Bell straightened up. “Sorry,” he said. “I was—”
“You thought you were distracting me by letting me talk and were about to leap on me. You are a fool. I am not. You were misled because I was willing to talk, but I have time, until the bells ring for Tierce. There are several ships in the river that will sail on the tide. I thought it would be safer to wait here, but you are getting too cocky.”
“Ships?” Bell echoed, eager to distract him.
Guiscard laughed once more. “How surprised you look. I have kept myself informed of every sailing on every day we were in London for near a year. Safe is better than sorry, but I am afraid you will make a mistake and I will have to kill Winchester before—” He cut his words off and added quickly, “I would rather get away than kill him. You had better go and order his litter now, and do not warn those in the outer room, either, or call your men. You may succeed in stopping me, but the bishop will be dead before I am.”
Magdalene had held her breath when Bell leaned forward. She had seen from the angle of his body that he intended to throw himself across the table and try to push Guiscard to the right, toward her and away from Winchester. Although the bishop had not apparently moved, she thought she had seen a shadow under his chair shift very slightly, and she hoped he was setting his feet so he could lunge away from the knife.
Guiscard had b
een too wary, however. Worse, Magdalene knew the abortive effort had fixed his attention on Bell so firmly that Bell would not be able to try again to attack him. She caught her lip between her teeth and bit down hard when Guiscard’s slip about not wanting to kill Winchester “before” confirmed her fear that he intended to murder the bishop no matter what. And if Winchester were dead, her easy life and prosperity might also be over—and one of the few churchman who had at least tried to be fair to a whore would be lost. Bell, too, if Guiscard could somehow manage it.

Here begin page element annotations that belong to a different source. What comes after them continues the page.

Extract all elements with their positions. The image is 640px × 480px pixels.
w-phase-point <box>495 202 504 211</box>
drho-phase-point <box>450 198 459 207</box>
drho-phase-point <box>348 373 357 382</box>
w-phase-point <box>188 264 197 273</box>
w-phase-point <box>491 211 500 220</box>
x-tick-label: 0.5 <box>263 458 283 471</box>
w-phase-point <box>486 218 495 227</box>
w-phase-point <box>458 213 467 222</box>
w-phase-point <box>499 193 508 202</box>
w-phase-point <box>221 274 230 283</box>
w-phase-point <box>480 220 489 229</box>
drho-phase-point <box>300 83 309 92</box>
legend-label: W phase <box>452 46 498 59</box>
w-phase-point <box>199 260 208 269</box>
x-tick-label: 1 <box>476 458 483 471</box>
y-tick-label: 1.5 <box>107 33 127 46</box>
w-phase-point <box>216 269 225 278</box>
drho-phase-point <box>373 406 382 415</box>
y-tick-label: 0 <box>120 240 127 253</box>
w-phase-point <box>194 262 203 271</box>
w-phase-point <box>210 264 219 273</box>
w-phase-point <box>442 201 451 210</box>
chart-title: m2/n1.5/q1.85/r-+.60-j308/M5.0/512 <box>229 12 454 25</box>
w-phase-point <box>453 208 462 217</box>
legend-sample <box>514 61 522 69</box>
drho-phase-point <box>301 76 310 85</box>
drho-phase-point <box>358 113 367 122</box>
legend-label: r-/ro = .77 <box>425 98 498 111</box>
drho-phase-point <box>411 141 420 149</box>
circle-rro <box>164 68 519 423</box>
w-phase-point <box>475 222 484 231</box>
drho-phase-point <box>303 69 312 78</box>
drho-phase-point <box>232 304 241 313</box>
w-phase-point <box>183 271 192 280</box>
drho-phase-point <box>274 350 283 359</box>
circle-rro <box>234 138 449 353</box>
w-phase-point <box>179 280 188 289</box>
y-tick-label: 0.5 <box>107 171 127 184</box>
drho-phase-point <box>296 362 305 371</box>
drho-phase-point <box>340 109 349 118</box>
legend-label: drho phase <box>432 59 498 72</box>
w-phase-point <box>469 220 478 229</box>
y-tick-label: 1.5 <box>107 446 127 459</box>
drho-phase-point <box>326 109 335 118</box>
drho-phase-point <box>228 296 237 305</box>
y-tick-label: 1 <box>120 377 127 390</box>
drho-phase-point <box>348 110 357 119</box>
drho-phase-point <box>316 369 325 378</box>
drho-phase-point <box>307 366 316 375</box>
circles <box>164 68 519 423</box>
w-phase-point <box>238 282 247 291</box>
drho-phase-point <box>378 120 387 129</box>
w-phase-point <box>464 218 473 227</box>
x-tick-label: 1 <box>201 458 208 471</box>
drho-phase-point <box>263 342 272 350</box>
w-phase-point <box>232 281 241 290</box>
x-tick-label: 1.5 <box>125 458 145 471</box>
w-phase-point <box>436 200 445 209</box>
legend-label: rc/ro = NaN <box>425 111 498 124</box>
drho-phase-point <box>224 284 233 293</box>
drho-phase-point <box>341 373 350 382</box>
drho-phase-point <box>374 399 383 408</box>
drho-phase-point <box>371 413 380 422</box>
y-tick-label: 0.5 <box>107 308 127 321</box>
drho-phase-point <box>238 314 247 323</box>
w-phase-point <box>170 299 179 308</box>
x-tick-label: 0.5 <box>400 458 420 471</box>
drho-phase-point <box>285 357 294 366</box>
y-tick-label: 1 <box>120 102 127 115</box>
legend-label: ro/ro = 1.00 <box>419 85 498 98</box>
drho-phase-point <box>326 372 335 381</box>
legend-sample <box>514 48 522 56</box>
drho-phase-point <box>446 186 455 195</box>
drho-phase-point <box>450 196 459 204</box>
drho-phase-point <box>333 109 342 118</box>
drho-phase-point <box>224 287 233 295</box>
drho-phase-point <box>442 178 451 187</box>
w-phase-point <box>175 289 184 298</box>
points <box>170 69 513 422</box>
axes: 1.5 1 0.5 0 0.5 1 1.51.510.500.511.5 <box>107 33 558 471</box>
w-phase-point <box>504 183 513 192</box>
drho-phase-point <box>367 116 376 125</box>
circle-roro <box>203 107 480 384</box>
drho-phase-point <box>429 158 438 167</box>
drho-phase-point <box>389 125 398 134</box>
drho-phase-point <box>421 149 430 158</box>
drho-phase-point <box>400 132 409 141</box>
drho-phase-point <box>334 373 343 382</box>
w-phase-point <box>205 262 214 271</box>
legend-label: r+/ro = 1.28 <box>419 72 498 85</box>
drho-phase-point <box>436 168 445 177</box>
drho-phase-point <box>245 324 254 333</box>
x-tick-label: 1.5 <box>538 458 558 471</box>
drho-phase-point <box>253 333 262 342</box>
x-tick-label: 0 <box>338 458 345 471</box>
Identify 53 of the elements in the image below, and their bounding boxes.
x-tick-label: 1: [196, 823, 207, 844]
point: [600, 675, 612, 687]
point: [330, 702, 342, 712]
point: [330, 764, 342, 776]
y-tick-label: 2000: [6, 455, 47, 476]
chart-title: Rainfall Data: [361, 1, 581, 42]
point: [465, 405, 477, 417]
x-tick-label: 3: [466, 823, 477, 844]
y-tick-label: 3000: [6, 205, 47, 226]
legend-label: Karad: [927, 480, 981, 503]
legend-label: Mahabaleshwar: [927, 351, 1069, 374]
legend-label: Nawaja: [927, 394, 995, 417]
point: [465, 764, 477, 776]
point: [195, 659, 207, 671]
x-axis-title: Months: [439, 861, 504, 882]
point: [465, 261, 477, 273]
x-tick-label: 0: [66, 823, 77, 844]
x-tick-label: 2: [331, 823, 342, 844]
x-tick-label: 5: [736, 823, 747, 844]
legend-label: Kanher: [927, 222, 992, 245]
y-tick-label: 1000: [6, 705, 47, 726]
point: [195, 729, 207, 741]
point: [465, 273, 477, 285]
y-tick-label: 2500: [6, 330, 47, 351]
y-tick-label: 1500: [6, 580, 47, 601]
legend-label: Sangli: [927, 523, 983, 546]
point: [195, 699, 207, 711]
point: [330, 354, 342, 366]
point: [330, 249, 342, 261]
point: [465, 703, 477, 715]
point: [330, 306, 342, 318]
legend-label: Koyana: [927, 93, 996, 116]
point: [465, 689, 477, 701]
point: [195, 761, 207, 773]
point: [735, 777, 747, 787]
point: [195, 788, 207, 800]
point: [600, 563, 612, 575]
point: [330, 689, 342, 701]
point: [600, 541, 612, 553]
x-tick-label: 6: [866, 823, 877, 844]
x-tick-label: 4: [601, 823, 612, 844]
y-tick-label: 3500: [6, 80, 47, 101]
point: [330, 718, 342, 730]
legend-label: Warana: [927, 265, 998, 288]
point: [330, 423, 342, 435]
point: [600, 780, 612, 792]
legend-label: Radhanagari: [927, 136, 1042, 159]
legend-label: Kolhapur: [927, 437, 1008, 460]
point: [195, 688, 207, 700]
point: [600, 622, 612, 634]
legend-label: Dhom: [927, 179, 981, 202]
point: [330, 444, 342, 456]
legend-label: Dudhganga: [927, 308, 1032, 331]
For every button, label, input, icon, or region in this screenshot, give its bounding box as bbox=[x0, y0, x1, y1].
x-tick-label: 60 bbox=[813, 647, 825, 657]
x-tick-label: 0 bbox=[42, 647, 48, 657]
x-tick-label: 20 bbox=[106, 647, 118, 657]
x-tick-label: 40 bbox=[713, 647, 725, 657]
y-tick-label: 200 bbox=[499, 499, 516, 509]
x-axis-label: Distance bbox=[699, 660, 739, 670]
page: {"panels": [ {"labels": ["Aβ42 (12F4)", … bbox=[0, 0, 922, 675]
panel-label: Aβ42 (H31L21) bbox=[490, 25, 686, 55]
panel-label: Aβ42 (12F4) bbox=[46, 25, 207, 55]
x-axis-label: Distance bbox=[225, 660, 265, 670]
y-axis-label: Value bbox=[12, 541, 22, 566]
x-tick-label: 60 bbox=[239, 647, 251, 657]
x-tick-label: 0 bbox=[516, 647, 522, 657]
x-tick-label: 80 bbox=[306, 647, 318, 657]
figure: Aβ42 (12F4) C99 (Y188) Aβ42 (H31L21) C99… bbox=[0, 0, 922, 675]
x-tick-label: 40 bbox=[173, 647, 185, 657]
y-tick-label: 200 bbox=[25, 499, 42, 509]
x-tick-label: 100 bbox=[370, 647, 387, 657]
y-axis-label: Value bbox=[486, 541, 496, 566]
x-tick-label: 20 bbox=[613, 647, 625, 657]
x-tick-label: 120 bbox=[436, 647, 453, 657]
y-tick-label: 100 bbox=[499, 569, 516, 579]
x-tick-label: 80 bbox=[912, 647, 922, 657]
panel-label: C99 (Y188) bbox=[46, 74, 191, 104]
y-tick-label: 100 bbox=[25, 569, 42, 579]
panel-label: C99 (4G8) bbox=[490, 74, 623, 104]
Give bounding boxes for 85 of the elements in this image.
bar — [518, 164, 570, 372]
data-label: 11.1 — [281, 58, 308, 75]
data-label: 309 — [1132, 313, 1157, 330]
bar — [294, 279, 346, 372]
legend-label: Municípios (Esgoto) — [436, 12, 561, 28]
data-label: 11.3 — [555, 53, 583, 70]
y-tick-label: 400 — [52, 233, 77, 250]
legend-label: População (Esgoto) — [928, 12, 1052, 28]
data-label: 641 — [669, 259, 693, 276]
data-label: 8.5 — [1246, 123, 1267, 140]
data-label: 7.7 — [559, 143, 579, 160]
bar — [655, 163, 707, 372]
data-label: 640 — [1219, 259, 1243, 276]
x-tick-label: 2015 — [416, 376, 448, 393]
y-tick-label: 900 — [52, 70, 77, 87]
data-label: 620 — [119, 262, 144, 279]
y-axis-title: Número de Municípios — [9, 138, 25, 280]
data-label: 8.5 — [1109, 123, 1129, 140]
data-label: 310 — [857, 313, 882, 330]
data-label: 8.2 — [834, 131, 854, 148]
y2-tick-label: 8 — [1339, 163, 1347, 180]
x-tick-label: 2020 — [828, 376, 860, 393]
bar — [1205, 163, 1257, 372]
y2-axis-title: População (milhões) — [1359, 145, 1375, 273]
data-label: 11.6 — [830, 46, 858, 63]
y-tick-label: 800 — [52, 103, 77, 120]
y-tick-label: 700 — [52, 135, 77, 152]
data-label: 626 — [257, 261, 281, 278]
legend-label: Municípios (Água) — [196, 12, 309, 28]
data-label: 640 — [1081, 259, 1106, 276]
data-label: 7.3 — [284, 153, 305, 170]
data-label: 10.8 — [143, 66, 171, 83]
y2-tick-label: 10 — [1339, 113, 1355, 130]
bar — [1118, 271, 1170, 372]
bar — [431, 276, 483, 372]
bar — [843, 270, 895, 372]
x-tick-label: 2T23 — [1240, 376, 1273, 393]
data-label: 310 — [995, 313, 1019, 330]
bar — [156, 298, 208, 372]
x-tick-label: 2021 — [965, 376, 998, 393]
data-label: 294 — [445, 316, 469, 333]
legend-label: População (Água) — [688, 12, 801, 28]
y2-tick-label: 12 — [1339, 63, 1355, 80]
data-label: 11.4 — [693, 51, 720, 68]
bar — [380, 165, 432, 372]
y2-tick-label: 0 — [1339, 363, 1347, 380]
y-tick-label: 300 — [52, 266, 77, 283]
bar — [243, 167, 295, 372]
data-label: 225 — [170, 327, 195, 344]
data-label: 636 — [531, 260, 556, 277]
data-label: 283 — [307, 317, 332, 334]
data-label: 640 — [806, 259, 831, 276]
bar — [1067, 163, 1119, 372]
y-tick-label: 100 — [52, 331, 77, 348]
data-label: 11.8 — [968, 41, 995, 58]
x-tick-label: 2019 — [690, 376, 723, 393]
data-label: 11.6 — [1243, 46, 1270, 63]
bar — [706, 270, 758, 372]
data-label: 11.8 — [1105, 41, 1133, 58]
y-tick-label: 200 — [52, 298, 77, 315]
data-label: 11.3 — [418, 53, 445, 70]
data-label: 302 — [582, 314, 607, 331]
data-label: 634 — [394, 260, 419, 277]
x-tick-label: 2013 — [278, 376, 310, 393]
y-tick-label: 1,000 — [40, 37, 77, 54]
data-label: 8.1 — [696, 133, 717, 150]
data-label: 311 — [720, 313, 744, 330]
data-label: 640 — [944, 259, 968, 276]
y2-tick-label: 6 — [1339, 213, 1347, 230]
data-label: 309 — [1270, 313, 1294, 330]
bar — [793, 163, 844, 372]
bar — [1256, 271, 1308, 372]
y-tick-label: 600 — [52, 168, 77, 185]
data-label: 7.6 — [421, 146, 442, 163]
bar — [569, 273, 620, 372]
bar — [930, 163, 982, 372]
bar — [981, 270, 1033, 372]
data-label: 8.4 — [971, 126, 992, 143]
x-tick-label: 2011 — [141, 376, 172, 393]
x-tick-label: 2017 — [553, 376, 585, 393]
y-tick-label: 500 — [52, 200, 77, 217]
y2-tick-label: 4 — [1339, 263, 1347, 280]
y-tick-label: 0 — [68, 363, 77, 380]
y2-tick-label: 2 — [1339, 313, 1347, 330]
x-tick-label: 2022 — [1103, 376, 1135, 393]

She stood as still as the stones themselves against the wall, hardly breathing. Guiscard did not care enough about her now to try to hurt her, but if she interfered, she would be the only one close enough on whom to vent his rage. Was it worth the risk to try?
“The key to your chest,” Bell said desperately. “You never gave it to me.”
He moved an open hand slowly toward Guiscard, who instinctively started to relax his grip on the bishop’s head. But he did not make that mistake, either, and instead, shouted, “Out! Get the litter!”
In the same moment, never having answered the question she had asked herself, Magdalene took two steps forward, threw the scarf she had been holding between her hands over Guiscard’s head, and yanked him toward her with all the strength she had.
As she pulled, she screamed, “Jump!” at Winchester, who showed himself as brave as he was clever. Instead of trying to wrench himself to the left, away from the prick of the knife but against the pressure of Guiscard’s hand, he rose straight upward, knocking his heavy chair backward with the force of his movement. The knife scored a long line down his neck, but because Guiscard’s left hand had lost its grip on his head as he rose, he was able to lean away from the pain, and the blade did no more than slice the skin.
When his victim and safe-conduct tore free of his hold, Guiscard knew he was dead. Unable to find better prey—he knew the bishop’s layers of rich vestments would armor him against the blade of the little knife, and that the bishop was no physical weakling—he turned on Magdalene as he tore the scarf from his head.